You may find that organ donation is a positive outcome even in the midst of grief, particularly if you know it is something your relative or friend would have wanted.

The staff can talk to you about the possibilities of donation.

After a death

The death of someone close to you can leave feelings of anger, numbness, tiredness and helplessness, as well as deep sadness. Coming to terms with your loss can be a long process and it is perfectly natural for it to take time.

You will be given a copy of the Trust’s bereavement service guide. In this booklet there is practical information, advice and a list of organisations you can contact for additional support.

You will also need to make an appointment with the bereavement officer—they, too, can offer advice and answer any queries.

Tell us what you think

It is important that any problems are dealt with quickly, at an early stage. Please talk to the staff on duty if you have any concerns.

If you feel unhappy about the way we have handled your concern please talk to the Lead Nurse of Critical Care.

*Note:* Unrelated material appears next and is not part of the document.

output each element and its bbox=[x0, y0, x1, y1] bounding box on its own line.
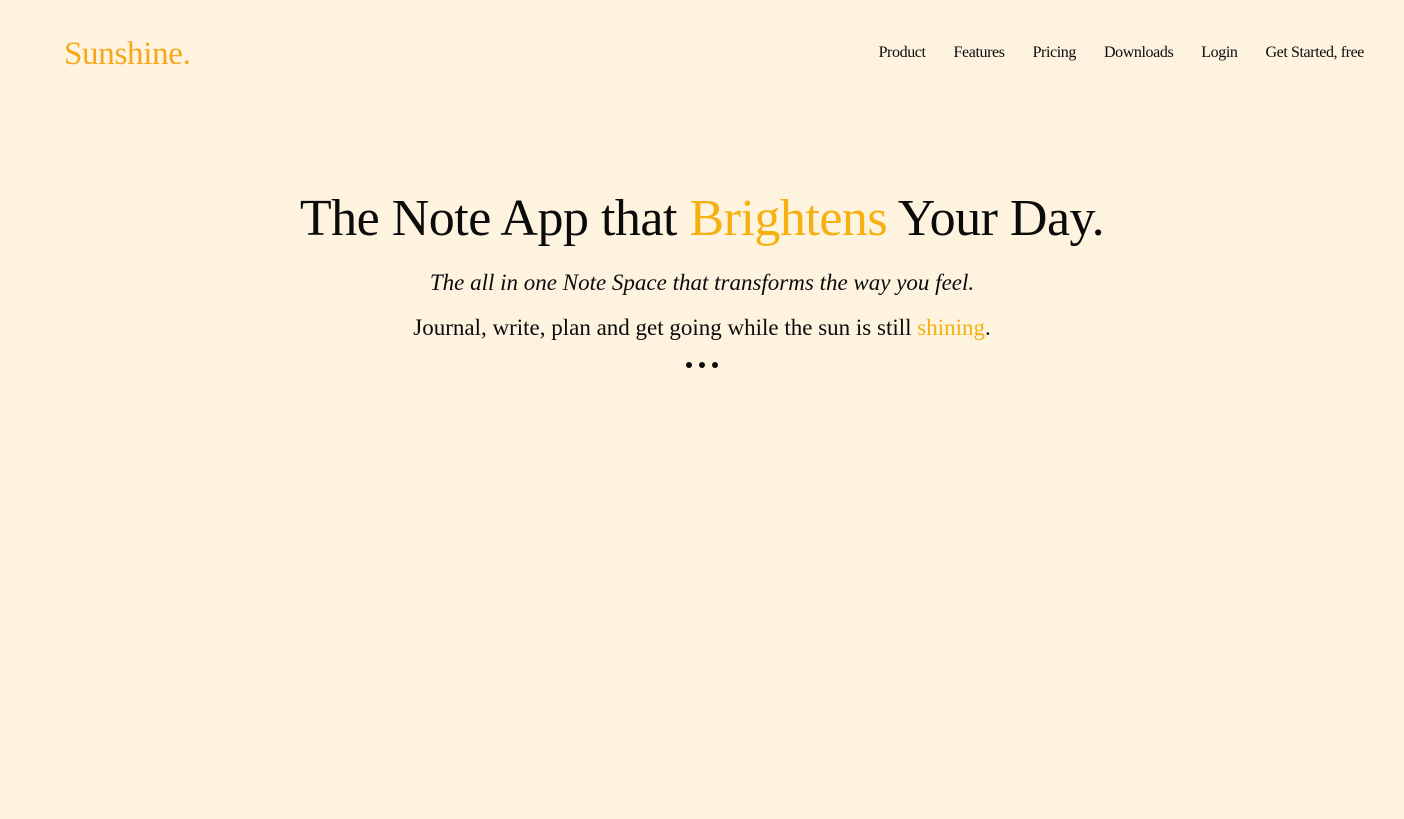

A relatives’ satisfaction survey is available for you to fill in. These are available in the visitors’ sitting room on ICU, or you may receive a survey in the post.

The surveys enable us to act on any suggestions you may have to improve our service.

Glossary of ICU terms

When you are in ICU you will inevitably hear terms or abbreviations that are unfamiliar to you. This is a short list of the most common ones. 

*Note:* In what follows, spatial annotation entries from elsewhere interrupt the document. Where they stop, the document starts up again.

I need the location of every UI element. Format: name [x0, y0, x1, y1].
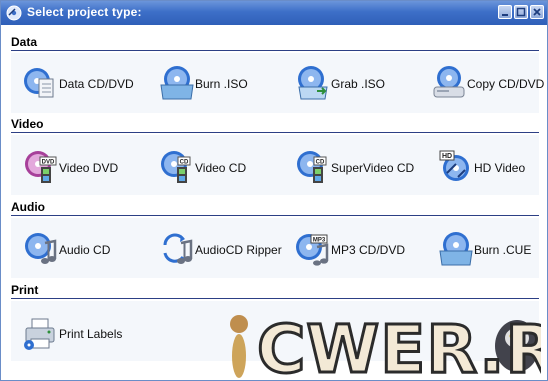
watermark-text: CWER.RU — [257, 311, 541, 380]
supervideo-cd-icon: CD — [297, 151, 327, 183]
copy-cd-icon — [433, 66, 465, 98]
section-header-data: Data — [11, 33, 539, 51]
item-label: AudioCD Ripper — [195, 243, 282, 257]
cwer-watermark-logo: CWER.RU — [230, 310, 541, 380]
item-label: Audio CD — [59, 243, 111, 257]
item-label: Grab .ISO — [331, 77, 386, 91]
minimize-icon — [502, 14, 508, 16]
data-cd-icon — [24, 68, 54, 98]
maximize-icon — [516, 7, 526, 17]
app-icon — [6, 5, 22, 21]
close-icon — [533, 8, 541, 16]
section-title: Print — [11, 283, 39, 297]
window-title: Select project type: — [27, 5, 142, 19]
section-title: Data — [11, 35, 38, 49]
burn-cue-icon — [439, 232, 473, 266]
item-label: HD Video — [474, 161, 526, 175]
maximize-button[interactable] — [514, 5, 528, 19]
grab-iso-icon — [298, 66, 328, 100]
mp3-cd-icon: MP3 — [296, 234, 329, 266]
section-header-video: Video — [11, 115, 539, 133]
hd-video-icon: HD — [439, 150, 469, 181]
item-label: Copy CD/DVD — [467, 77, 545, 91]
item-label: Print Labels — [59, 327, 123, 341]
cd-badge-text: CD — [316, 160, 325, 166]
content-area: Data Data CD/DVD Burn .ISO Grab .ISO Cop… — [1, 25, 547, 380]
burn-iso-icon — [160, 66, 194, 100]
project-type-window: Select project type: Data Data CD/DVD Bu… — [0, 0, 548, 381]
close-button[interactable] — [530, 5, 544, 19]
item-label: Data CD/DVD — [59, 77, 134, 91]
item-label: Burn .ISO — [195, 77, 248, 91]
item-label: Burn .CUE — [474, 243, 532, 257]
dvd-badge-text: DVD — [42, 160, 55, 166]
item-label: SuperVideo CD — [331, 161, 415, 175]
section-header-audio: Audio — [11, 198, 539, 216]
minimize-button[interactable] — [498, 5, 512, 19]
section-title: Audio — [11, 200, 45, 214]
item-label: Video DVD — [59, 161, 119, 175]
mp3-badge-text: MP3 — [313, 238, 326, 244]
audiocd-ripper-icon — [163, 233, 193, 264]
item-label: Video CD — [195, 161, 247, 175]
printer-icon — [24, 318, 55, 350]
section-title: Video — [11, 117, 44, 131]
video-cd-icon: CD — [161, 151, 191, 183]
title-bar: Select project type: — [1, 1, 547, 25]
video-dvd-icon: DVD — [25, 151, 57, 183]
hd-badge-text: HD — [442, 153, 452, 160]
item-label: MP3 CD/DVD — [331, 243, 406, 257]
audio-cd-icon — [25, 233, 57, 264]
cd-badge-text: CD — [180, 160, 189, 166]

Blood gas machine—a machine which measures the blood gases.

Blood gases—a blood test to check the level of oxygen, carbon dioxide and acidity which may be done several times a day.

Carbon dioxide (CO2)—the waste gas eliminated by the lungs.

Catheter—used to empty a patient’s bladder.

CCU/ICU/ITU—Intensive Care Units can be referred to by various names which mean the same thing, for example Critical Care Unit (CCU), Intensive Care Unit (ICU) or Intensive Therapy Unit (ITU). The unit cares for patients with acute illness or injury that require specialised procedures and treatments by specialised staff.

Central line—a line that is inserted into the patient in order for liquids/drugs to be passed into their veins.

Critical Care Team—a team of health professionals who care for critically ill and injured patients. It includes predominantly a critical care intensivist and a critical care nurse, but may also include physiotherapists, pharmacists, technicians, social workers and clergy.

Endotracheal tube—a tube which is inserted through either the patient’s nose or throat into the windpipe and is sometimes referred to as an ET tube.

Intensivist—a critical care physician whose medical practice is focused entirely on the care of critically ill and injured patients.

PO2—Blood oxygen level.

Pulse oximeter—a probe that wraps around a hand or foot, connected to a machine, which measures how much oxygen the blood is carrying.

Speaking valve—this allows a patient with a tracheostomy to use their voice and is only used as the patient’s condition improves.

Suction—mechanical removal of mucous from the nose, throat or endotracheal tube with a plastic tube.

Tracheostomy—a tracheostomy (or ‘trachy’) is a tube inserted into the windpipe via a hole in the patient’s throat. This sounds very daunting and can look strange, but it is much more comfortable for patients and means they can be awake.

Ventilator—also known as a breathing machine, this piece of equipment blows air and oxygen in and out of the lungs. The breathing machine can do all the breathing for the patient or it can assist the patient’s own breathing.

Weaning—the process of taking a patient off the ventilator once they are able to breathe on their own.